# Jewel Sexing



## alfdawg (Jan 21, 2005)

I'm new here so Hello. I have been trying to find out the sex of my jewels. I thought I would post some pics. Sorry they are not to good as my camera stinks. Thanks for any replies.




































[/img]


----------



## davoz01 (Jan 19, 2005)

Impossible to sex from your pics. Males tend to have more color and females more round. I usually just watch the behavior.


----------



## Cichlid Man (Jan 19, 2005)

It's very difficult to say, not because of your pics but because they are not showing their true adult breeding colours.
When they breed or get mature, the male has blue spots all over the body and when displaying or breeding turns his throut red, his fins will also grow into a point when he is the dominant fish in the tank.
The female will be stumpier, have rounded fins,and in colour have speckled blue dots only on her gill covers.
To tell the sexes when there colours and apperance are so similar, if the male is dominant he will be the one displaying, and if he does, will caught the female and you will have a sucessful breeding pair.
If on the other hand the female is dominant, she will chase and attack the male and not let him breed with her, he may be killed if the tank is too small.
Dispite the male being dominant he may show some signs of aggression at first, but once the female realizes that she can benifit the protection of a male, she will axcept him as a mate.


----------



## alfdawg (Jan 21, 2005)

heres a few more pics.

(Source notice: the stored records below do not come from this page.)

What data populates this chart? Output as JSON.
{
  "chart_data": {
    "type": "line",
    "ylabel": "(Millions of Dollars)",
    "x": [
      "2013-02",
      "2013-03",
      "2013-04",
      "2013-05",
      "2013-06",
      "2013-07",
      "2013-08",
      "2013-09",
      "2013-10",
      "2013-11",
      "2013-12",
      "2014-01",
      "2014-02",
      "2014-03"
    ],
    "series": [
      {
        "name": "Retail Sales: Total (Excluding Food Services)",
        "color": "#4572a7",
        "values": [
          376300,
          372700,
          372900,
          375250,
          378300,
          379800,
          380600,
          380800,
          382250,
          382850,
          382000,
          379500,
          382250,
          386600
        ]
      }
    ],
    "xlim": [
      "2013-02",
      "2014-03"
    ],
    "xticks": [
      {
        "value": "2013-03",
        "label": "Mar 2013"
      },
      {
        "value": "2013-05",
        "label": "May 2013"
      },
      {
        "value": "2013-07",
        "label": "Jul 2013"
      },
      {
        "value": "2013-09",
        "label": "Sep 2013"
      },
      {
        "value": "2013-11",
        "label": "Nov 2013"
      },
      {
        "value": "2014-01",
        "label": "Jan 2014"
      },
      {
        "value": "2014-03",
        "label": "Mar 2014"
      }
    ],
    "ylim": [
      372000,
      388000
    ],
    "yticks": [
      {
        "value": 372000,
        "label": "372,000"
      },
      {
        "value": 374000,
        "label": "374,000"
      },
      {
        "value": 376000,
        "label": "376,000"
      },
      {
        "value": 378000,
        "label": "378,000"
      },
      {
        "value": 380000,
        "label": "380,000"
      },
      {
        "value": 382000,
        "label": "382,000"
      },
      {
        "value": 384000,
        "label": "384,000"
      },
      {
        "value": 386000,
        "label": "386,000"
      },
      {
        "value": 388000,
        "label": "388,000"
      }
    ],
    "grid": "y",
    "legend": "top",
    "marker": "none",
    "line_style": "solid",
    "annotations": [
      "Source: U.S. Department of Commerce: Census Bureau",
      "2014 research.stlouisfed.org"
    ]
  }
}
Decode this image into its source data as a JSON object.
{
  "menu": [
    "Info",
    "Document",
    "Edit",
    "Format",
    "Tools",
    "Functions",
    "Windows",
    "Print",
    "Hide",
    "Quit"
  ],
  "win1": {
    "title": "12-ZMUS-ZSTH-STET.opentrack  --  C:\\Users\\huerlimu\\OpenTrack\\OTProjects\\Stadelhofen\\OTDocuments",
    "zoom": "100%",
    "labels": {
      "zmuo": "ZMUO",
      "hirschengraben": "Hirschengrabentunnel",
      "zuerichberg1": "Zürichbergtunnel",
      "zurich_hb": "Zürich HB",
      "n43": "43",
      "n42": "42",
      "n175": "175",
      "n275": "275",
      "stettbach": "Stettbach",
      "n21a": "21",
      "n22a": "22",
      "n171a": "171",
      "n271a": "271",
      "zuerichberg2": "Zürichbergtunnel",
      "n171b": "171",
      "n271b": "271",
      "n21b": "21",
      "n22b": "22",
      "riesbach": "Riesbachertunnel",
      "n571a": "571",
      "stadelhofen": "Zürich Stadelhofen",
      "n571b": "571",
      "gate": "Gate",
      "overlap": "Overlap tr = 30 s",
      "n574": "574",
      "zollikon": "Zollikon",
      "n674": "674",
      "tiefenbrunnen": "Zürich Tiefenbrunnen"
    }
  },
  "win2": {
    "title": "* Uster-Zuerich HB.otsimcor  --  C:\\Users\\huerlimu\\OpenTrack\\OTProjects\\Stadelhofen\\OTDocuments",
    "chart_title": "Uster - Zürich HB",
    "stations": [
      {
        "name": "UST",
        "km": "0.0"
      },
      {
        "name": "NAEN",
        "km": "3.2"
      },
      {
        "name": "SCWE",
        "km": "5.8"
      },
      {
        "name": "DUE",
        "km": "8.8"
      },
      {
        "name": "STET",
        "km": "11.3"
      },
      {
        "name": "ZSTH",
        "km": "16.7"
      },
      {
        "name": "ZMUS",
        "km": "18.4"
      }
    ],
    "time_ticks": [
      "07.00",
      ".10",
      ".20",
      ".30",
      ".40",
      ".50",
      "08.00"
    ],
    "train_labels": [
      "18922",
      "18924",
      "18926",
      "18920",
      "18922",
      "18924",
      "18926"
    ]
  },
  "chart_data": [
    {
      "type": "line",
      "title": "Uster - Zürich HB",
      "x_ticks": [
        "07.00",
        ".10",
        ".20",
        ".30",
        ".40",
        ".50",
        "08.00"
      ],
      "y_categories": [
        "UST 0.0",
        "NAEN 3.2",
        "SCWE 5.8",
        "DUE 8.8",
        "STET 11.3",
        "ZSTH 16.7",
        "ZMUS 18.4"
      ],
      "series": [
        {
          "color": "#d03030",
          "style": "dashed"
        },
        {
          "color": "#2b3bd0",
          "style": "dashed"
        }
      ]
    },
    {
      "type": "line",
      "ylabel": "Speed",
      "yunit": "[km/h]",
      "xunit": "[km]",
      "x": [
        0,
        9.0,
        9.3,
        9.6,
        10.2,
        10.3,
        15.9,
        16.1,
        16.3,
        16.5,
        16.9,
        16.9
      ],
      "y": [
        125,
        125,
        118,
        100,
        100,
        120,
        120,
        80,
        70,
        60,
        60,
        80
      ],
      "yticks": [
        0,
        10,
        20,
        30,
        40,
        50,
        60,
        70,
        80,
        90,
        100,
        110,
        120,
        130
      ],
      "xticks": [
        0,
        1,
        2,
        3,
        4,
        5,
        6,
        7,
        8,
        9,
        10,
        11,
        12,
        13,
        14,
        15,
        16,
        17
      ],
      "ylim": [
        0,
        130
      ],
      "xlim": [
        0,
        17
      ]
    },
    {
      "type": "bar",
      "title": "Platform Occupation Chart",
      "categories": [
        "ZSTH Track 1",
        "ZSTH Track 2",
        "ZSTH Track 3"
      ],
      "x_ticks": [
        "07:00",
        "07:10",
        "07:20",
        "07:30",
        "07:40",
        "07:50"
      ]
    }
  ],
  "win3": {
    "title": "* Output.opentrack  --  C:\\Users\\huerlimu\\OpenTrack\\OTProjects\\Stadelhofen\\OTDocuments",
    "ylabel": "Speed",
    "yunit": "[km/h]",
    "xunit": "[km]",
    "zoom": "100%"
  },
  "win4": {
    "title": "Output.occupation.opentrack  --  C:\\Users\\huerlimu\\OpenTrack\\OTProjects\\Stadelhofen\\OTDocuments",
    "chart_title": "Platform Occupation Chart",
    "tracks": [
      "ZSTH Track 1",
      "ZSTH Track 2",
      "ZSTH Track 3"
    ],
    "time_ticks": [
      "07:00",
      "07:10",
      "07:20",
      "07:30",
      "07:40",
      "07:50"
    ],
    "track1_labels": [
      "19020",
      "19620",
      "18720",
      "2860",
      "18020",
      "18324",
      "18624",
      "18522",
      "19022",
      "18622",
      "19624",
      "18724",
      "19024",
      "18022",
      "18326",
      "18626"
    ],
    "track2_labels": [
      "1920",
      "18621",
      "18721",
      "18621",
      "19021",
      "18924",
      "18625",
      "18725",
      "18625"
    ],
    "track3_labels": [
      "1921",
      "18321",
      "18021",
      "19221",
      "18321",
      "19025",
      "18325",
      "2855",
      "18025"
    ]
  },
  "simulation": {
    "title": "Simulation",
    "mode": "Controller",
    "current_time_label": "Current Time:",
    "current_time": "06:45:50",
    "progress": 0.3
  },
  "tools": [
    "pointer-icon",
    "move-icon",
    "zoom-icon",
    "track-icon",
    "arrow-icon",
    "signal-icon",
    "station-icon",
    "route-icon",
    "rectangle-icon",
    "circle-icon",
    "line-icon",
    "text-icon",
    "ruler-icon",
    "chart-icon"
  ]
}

Still not too clear.


----------



## alfdawg (Jan 21, 2005)

another


----------



## alfdawg (Jan 21, 2005)

another


----------



## alfdawg (Jan 21, 2005)

second to last


----------



## alfdawg (Jan 21, 2005)

last one


----------



## alfdawg (Jan 21, 2005)

Anybody?


----------



## alfdawg (Jan 21, 2005)

Thats cool. Thanks for the replies I got. Be cool


----------



## Cichlid Man (Jan 19, 2005)

Sorry for the wait, but if you can't tell the sexes from that description that I gave you then I'll tell you myself, it's most likely that the longer larger one is a male and the shorter smaller one is a female.


----------



## alfdawg (Jan 21, 2005)

thanks again. When/what size for sexual maturity?


----------



## Cichlid Man (Jan 19, 2005)

From the pictures they look more or less ready, but I'll have to see them in real life to be 100% certain.


----------



## joe kool (Jan 24, 2005)

If they are like other cichlids the females vent (hole behind the anus ... or second hole back from the head on bottom :lol: )will be noticably larger than the "first hole" anus on the males they will be closer in size ... now jewles are egg layers and eggs are significantly smaller than the mouth brooding africans so I don't know if that will ring true with the jewles. gently net then up, turn them over and take a look see ... perv ... :lol: just kidding :mrgreen:


----------



## alfdawg (Jan 21, 2005)

Thanks again


----------